Speaking of technology, by the time we finished eating I glanced at my phone for the first time and saw that I had several text messages from my cheer coach wondering where I was. When I first arrived I had been constantly checking my watch to see when I needed to leave but later was surprised that I had gotten so enthralled in the conversation and the incredible experience that I had totally forgotten about my phone and cheer practice. I guess that’s what this project was truly about. Meeting new people and learning new things, not only about other people and the world around you, but learning where you stand on issues compared to others. Through this I was able to hear about people’s personal experiences that shaped them into the people they are today, such as growing up in rural Kentucky, or going on several tours to Afghanistan.
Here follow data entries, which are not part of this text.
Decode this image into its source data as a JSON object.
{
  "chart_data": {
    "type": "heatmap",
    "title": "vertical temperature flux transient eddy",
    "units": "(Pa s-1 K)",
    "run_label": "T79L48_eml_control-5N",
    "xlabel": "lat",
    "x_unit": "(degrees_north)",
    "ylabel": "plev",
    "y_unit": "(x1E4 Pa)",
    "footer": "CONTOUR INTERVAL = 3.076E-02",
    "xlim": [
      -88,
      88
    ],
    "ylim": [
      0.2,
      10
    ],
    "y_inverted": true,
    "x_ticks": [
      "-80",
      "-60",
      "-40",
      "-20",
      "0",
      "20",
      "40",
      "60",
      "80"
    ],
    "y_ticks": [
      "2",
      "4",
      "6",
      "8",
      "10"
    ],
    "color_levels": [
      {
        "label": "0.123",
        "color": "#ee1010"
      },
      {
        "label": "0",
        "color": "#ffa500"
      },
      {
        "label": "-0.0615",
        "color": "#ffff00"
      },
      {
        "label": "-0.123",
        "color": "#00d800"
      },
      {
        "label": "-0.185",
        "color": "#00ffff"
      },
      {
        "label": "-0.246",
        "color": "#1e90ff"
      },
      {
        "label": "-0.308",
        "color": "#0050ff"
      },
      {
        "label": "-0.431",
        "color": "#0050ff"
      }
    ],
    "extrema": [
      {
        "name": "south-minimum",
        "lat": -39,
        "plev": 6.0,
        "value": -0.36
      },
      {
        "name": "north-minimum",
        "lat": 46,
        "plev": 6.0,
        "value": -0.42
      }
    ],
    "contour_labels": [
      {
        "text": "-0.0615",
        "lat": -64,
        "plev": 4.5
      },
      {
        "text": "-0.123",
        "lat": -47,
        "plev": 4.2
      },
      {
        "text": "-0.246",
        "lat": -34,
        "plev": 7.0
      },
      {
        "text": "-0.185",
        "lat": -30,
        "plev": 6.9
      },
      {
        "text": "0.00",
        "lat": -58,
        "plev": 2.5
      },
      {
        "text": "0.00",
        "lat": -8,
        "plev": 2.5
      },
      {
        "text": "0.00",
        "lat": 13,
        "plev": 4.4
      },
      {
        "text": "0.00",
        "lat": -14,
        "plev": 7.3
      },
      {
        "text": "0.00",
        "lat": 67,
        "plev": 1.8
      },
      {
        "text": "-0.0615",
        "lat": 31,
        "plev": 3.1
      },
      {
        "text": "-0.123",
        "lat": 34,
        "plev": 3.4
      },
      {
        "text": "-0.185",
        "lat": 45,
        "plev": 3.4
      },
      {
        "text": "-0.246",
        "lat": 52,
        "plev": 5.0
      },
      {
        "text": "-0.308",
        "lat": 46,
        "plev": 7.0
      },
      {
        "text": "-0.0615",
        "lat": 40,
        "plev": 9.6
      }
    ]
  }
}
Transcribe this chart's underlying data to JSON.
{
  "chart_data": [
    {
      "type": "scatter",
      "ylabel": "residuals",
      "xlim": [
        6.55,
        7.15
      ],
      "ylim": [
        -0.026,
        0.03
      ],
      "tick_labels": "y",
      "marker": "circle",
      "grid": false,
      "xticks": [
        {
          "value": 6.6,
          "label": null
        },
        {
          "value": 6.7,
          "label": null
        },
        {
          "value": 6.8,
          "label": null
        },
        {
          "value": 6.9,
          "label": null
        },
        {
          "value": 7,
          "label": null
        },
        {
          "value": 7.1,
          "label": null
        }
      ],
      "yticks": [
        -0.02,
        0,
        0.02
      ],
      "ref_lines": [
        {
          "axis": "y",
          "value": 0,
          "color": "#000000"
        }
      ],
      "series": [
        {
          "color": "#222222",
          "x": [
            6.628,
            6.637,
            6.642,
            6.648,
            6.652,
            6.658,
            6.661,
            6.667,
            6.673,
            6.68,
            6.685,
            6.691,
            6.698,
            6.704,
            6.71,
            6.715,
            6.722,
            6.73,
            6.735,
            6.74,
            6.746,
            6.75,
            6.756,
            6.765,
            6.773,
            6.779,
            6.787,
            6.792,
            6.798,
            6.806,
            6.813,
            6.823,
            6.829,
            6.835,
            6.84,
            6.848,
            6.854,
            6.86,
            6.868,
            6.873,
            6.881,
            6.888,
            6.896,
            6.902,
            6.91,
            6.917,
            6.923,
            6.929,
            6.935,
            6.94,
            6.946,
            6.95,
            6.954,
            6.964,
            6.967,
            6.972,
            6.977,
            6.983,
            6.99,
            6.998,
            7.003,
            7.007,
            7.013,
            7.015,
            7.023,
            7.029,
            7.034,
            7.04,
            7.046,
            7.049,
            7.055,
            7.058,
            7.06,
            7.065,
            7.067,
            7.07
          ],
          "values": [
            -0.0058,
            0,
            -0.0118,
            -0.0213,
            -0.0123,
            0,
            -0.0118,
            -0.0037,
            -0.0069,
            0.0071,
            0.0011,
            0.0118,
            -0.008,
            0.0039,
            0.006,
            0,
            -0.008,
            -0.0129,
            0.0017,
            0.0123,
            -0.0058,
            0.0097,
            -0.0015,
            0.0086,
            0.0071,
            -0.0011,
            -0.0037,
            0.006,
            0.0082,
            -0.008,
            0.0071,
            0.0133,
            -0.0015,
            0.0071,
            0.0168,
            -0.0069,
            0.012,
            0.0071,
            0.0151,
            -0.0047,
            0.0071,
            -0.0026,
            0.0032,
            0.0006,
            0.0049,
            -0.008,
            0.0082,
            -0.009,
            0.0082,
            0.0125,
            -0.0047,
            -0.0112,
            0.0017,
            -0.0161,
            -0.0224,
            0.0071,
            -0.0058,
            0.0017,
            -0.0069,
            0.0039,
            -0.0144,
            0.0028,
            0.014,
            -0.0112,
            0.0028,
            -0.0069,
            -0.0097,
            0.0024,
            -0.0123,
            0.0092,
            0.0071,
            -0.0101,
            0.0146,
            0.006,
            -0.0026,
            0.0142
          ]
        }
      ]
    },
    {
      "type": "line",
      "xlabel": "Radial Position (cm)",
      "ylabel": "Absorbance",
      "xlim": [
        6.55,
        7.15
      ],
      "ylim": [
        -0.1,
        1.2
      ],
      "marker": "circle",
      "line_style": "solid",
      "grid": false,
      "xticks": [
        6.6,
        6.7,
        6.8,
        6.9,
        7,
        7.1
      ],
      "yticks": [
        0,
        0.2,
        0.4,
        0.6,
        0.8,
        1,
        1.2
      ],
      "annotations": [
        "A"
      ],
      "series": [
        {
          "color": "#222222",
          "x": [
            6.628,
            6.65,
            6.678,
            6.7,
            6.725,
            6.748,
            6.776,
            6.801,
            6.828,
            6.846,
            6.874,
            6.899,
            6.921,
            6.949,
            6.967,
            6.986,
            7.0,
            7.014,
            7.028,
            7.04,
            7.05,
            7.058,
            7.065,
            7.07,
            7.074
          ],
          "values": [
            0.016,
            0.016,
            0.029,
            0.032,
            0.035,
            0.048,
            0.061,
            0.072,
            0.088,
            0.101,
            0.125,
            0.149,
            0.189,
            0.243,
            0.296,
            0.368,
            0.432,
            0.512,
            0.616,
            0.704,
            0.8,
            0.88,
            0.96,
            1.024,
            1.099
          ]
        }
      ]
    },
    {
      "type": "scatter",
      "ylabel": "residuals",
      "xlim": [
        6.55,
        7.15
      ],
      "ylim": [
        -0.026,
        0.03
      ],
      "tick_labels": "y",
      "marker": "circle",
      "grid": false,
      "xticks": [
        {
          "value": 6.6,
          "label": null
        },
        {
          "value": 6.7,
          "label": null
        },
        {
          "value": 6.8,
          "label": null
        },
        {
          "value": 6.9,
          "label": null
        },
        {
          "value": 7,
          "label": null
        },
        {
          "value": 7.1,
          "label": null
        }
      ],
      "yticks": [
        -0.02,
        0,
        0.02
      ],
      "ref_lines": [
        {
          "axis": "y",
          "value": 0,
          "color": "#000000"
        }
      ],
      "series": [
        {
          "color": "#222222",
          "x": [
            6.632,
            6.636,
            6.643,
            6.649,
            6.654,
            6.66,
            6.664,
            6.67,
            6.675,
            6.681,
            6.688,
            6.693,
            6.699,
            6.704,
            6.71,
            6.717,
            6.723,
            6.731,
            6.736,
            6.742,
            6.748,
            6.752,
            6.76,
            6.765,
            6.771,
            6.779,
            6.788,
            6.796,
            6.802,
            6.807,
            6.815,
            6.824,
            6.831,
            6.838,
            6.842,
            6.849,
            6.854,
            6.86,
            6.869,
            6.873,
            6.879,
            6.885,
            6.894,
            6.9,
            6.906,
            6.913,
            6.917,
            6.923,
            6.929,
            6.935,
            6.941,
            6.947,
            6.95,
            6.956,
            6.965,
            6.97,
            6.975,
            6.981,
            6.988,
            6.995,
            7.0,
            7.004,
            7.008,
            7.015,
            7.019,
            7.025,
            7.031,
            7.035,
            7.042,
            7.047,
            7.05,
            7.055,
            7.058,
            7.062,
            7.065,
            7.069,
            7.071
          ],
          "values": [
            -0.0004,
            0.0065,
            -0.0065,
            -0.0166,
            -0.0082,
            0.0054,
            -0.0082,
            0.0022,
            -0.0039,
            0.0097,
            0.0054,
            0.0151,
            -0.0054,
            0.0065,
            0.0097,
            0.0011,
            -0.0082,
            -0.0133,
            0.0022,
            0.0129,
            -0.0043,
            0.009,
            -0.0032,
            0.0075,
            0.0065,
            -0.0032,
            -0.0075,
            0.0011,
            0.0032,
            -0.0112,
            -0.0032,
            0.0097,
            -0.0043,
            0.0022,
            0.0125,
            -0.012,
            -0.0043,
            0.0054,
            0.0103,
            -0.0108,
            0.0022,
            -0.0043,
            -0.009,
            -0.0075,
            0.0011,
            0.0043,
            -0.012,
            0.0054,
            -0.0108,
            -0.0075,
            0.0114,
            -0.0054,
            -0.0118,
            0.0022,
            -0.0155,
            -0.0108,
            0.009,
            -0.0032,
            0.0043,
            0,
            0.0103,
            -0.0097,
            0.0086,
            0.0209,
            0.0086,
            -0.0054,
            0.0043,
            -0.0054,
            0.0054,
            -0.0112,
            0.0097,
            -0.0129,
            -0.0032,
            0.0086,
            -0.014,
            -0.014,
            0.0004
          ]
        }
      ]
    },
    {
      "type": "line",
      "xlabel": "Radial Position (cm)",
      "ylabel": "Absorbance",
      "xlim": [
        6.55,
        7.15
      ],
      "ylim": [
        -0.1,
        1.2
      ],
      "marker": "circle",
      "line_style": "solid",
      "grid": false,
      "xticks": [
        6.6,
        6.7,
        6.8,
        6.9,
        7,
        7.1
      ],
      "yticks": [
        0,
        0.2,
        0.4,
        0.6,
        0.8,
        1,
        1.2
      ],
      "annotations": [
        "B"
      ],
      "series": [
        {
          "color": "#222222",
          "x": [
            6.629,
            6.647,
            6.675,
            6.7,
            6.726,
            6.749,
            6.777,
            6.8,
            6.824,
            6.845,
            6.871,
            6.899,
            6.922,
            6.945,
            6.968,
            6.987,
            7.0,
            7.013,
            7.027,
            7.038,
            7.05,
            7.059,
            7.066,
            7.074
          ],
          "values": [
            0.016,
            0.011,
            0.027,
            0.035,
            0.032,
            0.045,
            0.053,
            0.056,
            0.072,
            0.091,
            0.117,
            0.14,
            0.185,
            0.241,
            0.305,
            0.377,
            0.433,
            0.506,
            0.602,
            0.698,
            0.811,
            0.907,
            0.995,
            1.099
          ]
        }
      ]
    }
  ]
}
Hearing these stories made me think back on my own life and made me ask myself why I believe what I do. Why am I passionate about certain things?
In conclusion, I sincerely enjoyed this project far more and learned more about others and myself than I ever thought possible in a short three hours. Thank you so much to the amazing Ms. Ryan for opening up her beautiful home, Chuck for keeping us laughing all night and my fellow Honors 251 students for asking thought provoking questions and making some super good pizza.